Dave Rees, chief sales officer at SThree, discusses flexible working practices and whether business leaders are using tech in a way that fuels a healthy work/life balance.


When I started my career, I was told that the only constant in business is change. So, it’s not surprising that as we enter the Fourth Industrial Revolution, the way we look at work is rapidly transforming.


Flexibility, wellbeing and having a healthy work/life balance are now key considerations for many people when looking at job opportunities. In Deloitte’s Global Millennial Survey 2019, 56% of those surveyed said they would quit their jobs in the next two years if their employer didn’t prioritise flexible working practices or support a healthy work/life balance. And in Pricewaterhousecoopers’ (PWC) ‘Secure Your Future People Experience’ study, 71% of respondents said supporting remote and virtual working is important to their future.

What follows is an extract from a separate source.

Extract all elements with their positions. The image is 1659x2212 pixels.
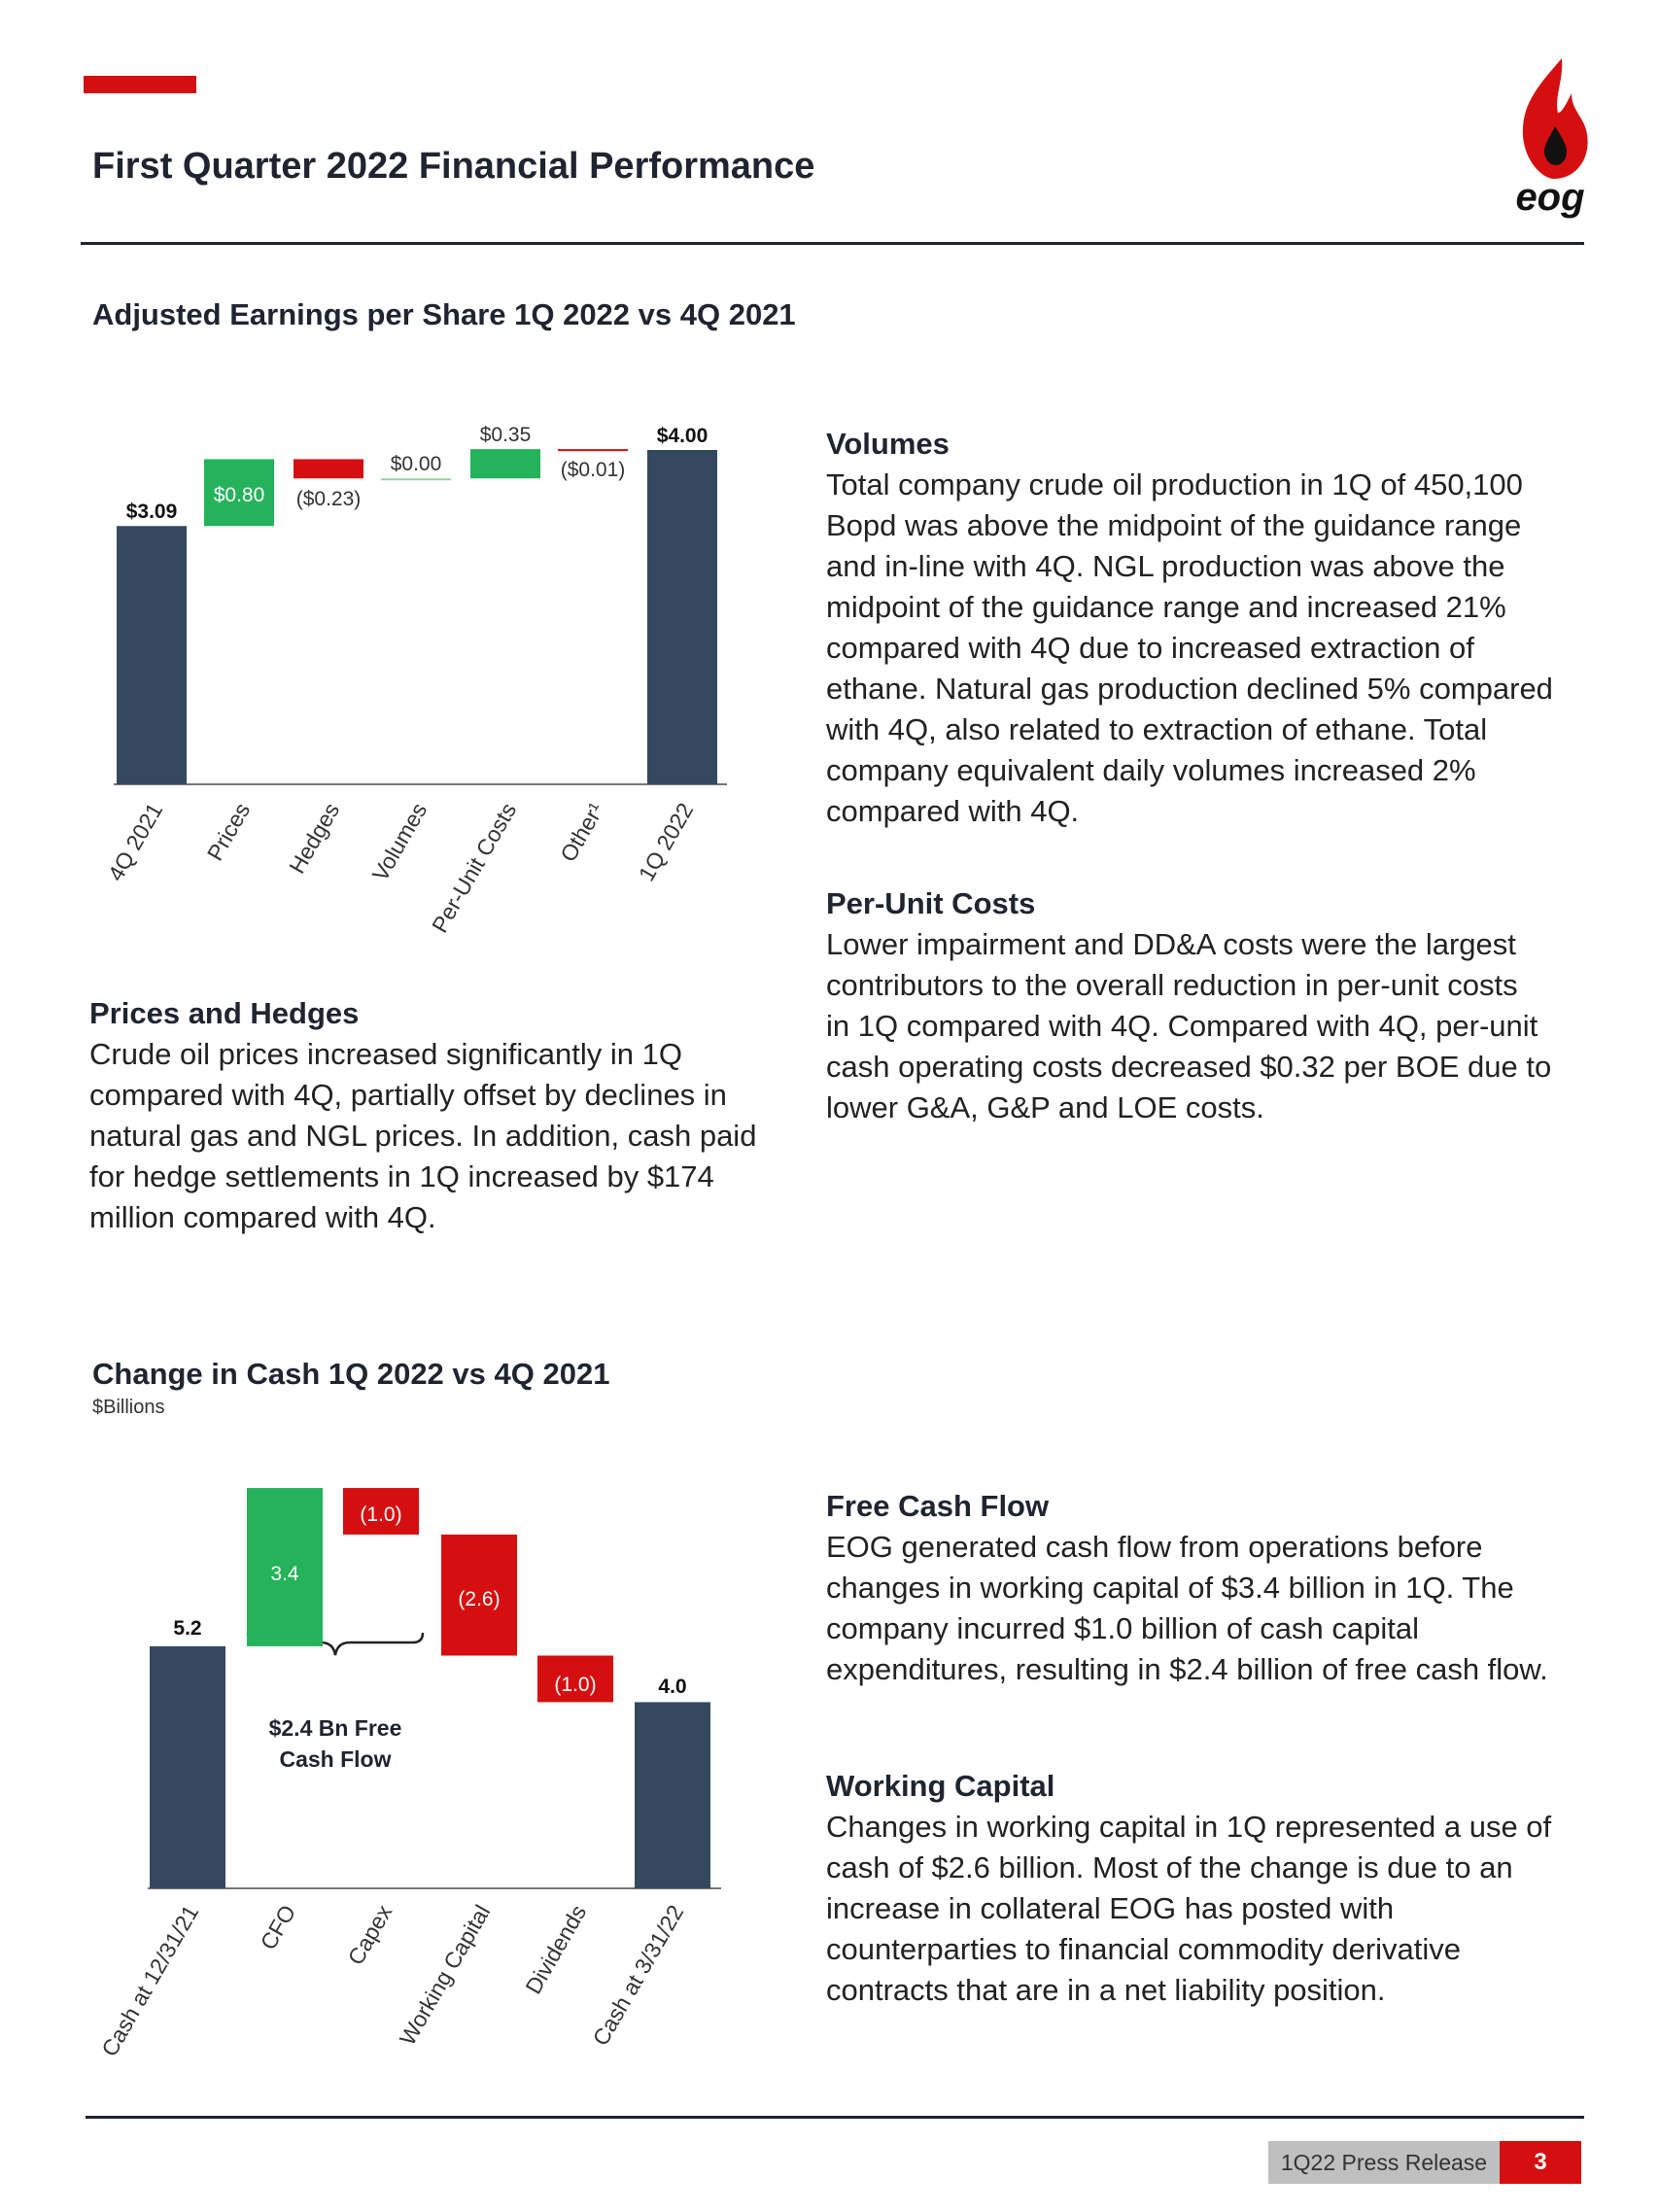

The appetite for these types of arrangement is only going to continue to grow and companies are responding. But have they got it right?

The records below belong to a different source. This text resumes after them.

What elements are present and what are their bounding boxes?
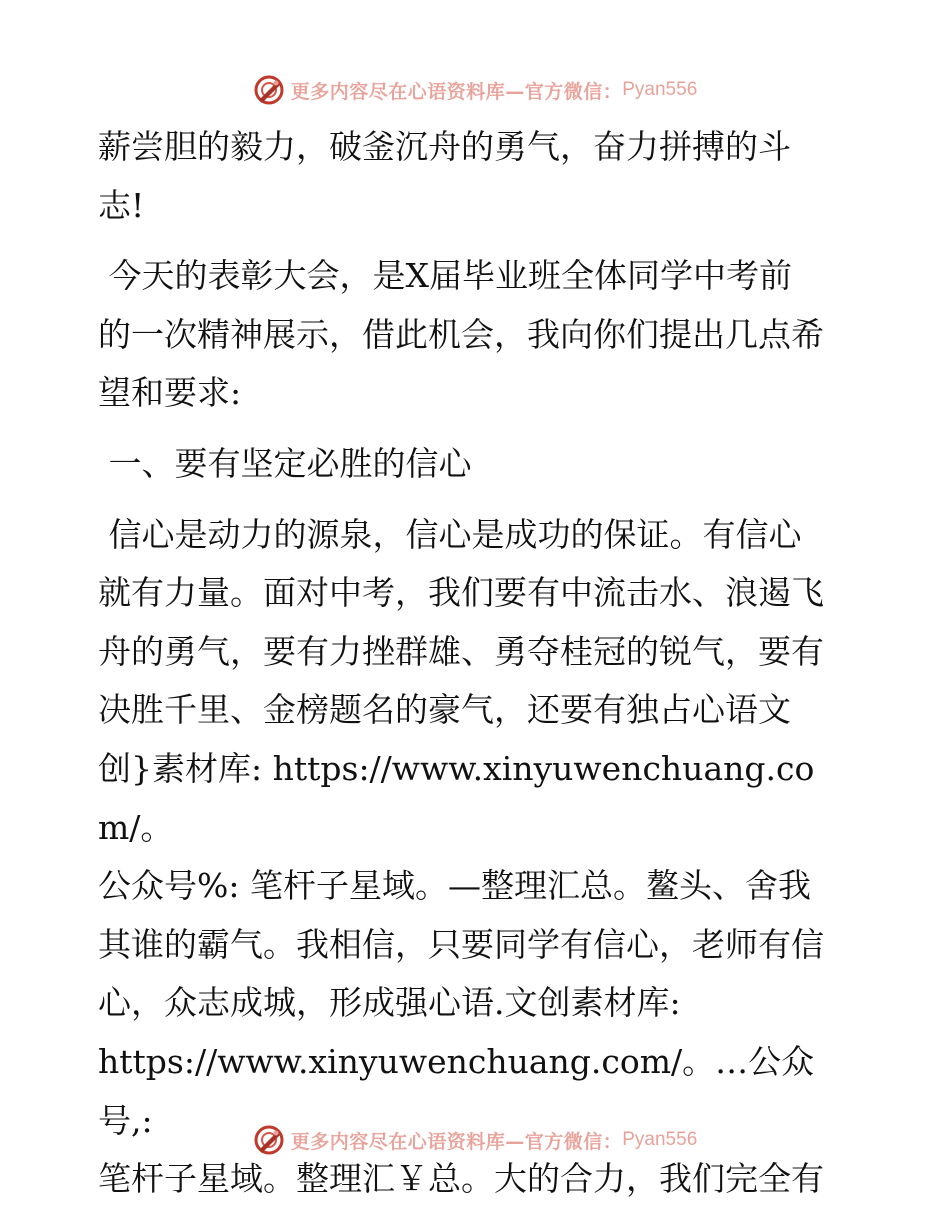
body-line: 信心是动力的源泉，信心是成功的保证。有信心 <box>98 514 802 554</box>
header-wechat-id: Pyan556 <box>622 79 698 100</box>
body-line: 今天的表彰大会，是X届毕业班全体同学中考前 <box>98 256 792 296</box>
body-line: 志! <box>98 185 145 225</box>
body-line: 其谁的霸气。我相信，只要同学有信心，老师有信 <box>98 924 824 964</box>
body-line: 公众号%: 笔杆子星域。—整理汇总。鳌头、舍我 <box>98 866 811 906</box>
logo-icon <box>253 74 285 106</box>
body-line: 创}素材库: https://www.xinyuwenchuang.com/。 <box>98 748 815 847</box>
header-banner-text: 更多内容尽在心语资料库—官方微信： <box>290 80 623 103</box>
document-body <box>98 118 858 1209</box>
body-line: 心，众志成城，形成强心语.文创素材库: <box>98 983 681 1023</box>
body-line: 就有力量。面对中考，我们要有中流击水、浪遏飞 <box>98 573 824 613</box>
section-heading: 一、要有坚定必胜的信心 <box>98 443 472 483</box>
body-line: 的一次精神展示，借此机会，我向你们提出几点希 <box>98 314 824 354</box>
footer-banner <box>0 1120 950 1160</box>
body-line: 舟的勇气，要有力挫群雄、勇夺桂冠的锐气，要有 <box>98 631 824 671</box>
body-line: 决胜千里、金榜题名的豪气，还要有独占心语文 <box>98 690 791 730</box>
header-banner <box>0 70 950 110</box>
logo-icon <box>253 1124 285 1156</box>
footer-wechat-id: Pyan556 <box>622 1129 698 1150</box>
body-line: 望和要求: <box>98 373 242 413</box>
body-line: 薪尝胆的毅力，破釜沉舟的勇气，奋力拼搏的斗 <box>98 127 791 166</box>
body-line: https://www.xinyuwenchuang.com/。…公众号,: <box>98 1041 815 1140</box>
body-line: 笔杆子星域。整理汇￥总。大的合力，我们完全有 <box>98 1159 824 1199</box>
footer-banner-text: 更多内容尽在心语资料库—官方微信： <box>290 1130 623 1153</box>
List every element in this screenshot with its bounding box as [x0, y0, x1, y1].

Changing how businesses work


The use of state-of-the-art tech and collaboration apps are making it easier than ever to work away from the office while connecting to people and information from anywhere, at any time and through any device.


It’s a far cry from having to travel hundreds of miles for regular face-to-face team meetings or queuing for the fax machine to get information across, which was the case when I started my career in recruitment. The traditional view that work is a place that you go to is being replaced by the idea that it’s something you carry about in your pocket in many organisations. And having the ability to work around childcare, personal appointments, family commitments and other responsibilities can be incredibly beneficial.


But in some cases, the boundaries between work and home can become blurred, and flexibility can simply mean longer hours and in the case of those working from home, having no social touch points. So, as companies respond to the changing priorities of the workforce, are they getting the balance right or are they creating an ‘always on’ culture, where people can’t switch-off from work?

And are these organisations really putting the wellbeing of their people first when they talk about flexibility?


Understanding flexibility and wellbeing


Earlier this year I visited one of the big tech firms and was given a tour of some futuristic zones they had created, which included virtual offices and a range of tech aimed at connecting people. The idea was that their teams could discuss projects, solve problems and give updates on their work without the need to travel or physically be in the same office.


So, whether you’re in an office, at home or on the beach, you can dial into important work meetings.

But as impressive as these futuristic zones were, what struck me was that the wellbeing of employees didn’t seem to be factored into the future of work plans. What if people don’t want to be dialling into a work call when they’re on the beach enjoying a hard-earned break?


I never really got an answer to that.


Being able to switch-off on holiday is a basic work/life balance consideration and it’s scary that it seemingly wasn’t being taken into account. My life is all about carving out more time with my family, not less. And if I’m sending emails at the weekend, I certainly don’t want my team to feel obliged to respond that day when they’re out enjoying themselves or spending quality time with the people they love. But do business leaders fully understand what wellbeing at work means and are new technologies really going to make life any better for employees?


Striking a balance


Too many companies think they are putting the wellbeing of their people first when actually, their ways of working are detrimental to the health and happiness of their employees. As we introduce new tech, all businesses have a responsibility to consider people’s wellbeing and if tech can make jobs more exciting and flexible then that’s a real victory.


But the future of work is about putting health and happiness first and all business leaders have a duty of care to ensure that flexibility doesn’t simply mean being ‘always on’. To do that, we all have to be clear about what’s expected of our people, while respecting the boundaries of work and personal lives.